While subrogation issues long have plagued plans, practitioners and the courts, Montanile likely will have consequences beyond the subrogation context. For example, plans often resort to an action under ERISA section 502(a)(3) to recover over payments of pension benefits from plan participants in situations where they are unable to recover the pension over payments through offsets against future payments. Montanile principles arguably are applicable in that type of litigation – a bad development for plans.

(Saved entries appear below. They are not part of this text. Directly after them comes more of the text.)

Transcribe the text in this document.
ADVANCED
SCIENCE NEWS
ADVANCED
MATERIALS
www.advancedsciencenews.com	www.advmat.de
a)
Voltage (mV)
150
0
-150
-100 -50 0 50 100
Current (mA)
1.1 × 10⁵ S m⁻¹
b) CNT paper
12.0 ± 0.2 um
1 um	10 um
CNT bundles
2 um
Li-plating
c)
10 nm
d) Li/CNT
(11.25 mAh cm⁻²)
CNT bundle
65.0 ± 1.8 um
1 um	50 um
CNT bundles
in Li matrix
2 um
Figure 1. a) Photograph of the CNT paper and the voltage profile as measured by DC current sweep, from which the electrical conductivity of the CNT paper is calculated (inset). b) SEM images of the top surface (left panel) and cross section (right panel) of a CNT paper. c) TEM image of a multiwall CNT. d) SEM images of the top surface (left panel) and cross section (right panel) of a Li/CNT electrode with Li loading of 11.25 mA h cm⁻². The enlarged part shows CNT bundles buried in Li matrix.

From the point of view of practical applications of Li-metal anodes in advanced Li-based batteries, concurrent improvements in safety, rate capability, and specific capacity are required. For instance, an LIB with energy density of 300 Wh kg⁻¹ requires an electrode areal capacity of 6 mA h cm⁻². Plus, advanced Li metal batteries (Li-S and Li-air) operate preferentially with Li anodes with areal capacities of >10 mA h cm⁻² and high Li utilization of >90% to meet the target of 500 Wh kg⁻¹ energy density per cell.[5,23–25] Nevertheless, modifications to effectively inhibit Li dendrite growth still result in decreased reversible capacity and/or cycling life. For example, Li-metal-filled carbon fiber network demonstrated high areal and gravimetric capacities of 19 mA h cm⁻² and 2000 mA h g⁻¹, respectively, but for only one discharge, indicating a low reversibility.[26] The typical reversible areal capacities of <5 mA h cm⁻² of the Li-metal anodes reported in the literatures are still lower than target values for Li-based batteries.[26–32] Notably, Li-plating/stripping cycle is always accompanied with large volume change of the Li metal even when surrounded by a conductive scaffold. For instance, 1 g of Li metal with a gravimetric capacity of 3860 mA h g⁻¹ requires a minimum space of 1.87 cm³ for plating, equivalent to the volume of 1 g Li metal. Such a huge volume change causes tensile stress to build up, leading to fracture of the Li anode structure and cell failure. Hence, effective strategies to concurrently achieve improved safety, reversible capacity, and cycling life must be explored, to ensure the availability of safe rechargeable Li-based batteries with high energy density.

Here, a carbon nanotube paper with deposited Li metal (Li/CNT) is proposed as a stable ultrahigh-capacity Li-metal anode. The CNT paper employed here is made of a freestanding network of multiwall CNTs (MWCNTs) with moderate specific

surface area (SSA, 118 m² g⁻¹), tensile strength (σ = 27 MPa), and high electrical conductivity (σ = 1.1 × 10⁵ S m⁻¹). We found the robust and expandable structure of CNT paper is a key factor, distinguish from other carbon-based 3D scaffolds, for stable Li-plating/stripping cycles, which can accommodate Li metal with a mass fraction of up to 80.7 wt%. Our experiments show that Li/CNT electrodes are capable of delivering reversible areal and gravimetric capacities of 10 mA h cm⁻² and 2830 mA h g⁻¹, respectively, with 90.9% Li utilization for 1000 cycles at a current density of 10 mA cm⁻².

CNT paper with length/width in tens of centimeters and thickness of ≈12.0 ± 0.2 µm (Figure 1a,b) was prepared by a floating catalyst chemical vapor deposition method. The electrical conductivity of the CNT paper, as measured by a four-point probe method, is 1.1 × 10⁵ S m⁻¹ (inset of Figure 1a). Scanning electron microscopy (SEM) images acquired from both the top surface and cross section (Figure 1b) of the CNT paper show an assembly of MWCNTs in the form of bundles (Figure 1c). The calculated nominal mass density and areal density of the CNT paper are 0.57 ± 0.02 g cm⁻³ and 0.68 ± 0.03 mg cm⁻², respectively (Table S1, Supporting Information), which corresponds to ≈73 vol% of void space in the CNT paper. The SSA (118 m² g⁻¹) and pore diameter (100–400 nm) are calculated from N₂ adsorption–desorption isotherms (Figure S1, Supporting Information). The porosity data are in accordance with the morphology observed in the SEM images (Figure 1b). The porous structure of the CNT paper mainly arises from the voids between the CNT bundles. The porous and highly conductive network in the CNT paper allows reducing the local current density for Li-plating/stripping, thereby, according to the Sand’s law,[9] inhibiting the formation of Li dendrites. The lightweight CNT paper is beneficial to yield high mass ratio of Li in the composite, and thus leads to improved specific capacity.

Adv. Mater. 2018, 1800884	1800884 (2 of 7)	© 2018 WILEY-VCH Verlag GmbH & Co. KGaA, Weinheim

From an even broader perspective, Montanile may impact the growing number of cases that seek monetary recoveries against plan fiduciaries in section 502(a)(3) litigation. The decision reaffirms the Court’s teaching in Mertens that traditional equity law is the touchstone for interpreting section 502(a)(3). In the process, the Court’s opinion, albeit in a footnote, throws some cold water on the prime authority used by lower courts as supporting the imposition of individualized monetary remedies against fiduciaries under section 502(a)(3) – the Court’s discussion of section 502(a)(3) remedies in CIGNA Corp. v. Amara, 563 U.S. 421 (2011). Justice Antonin Scalia’s concurring opinion in Amara was sharply critical of that discussion, characterizing it as “blatant dictum.” His criticism came full circle in Montanile. The plan argued in Montanile that Amara’s discussion of section 502(a)(3) remedies supported a “broad interpretation of ‘equitable relief.’” In rejecting that argument, eight Justices stated that the discussion of section 502(a)(3) in Amara was “not essential to resolving that case.” That should aid the defense bar in attempting to fend off claims against their fiduciary clients for monetary relief under section 502(a)(3).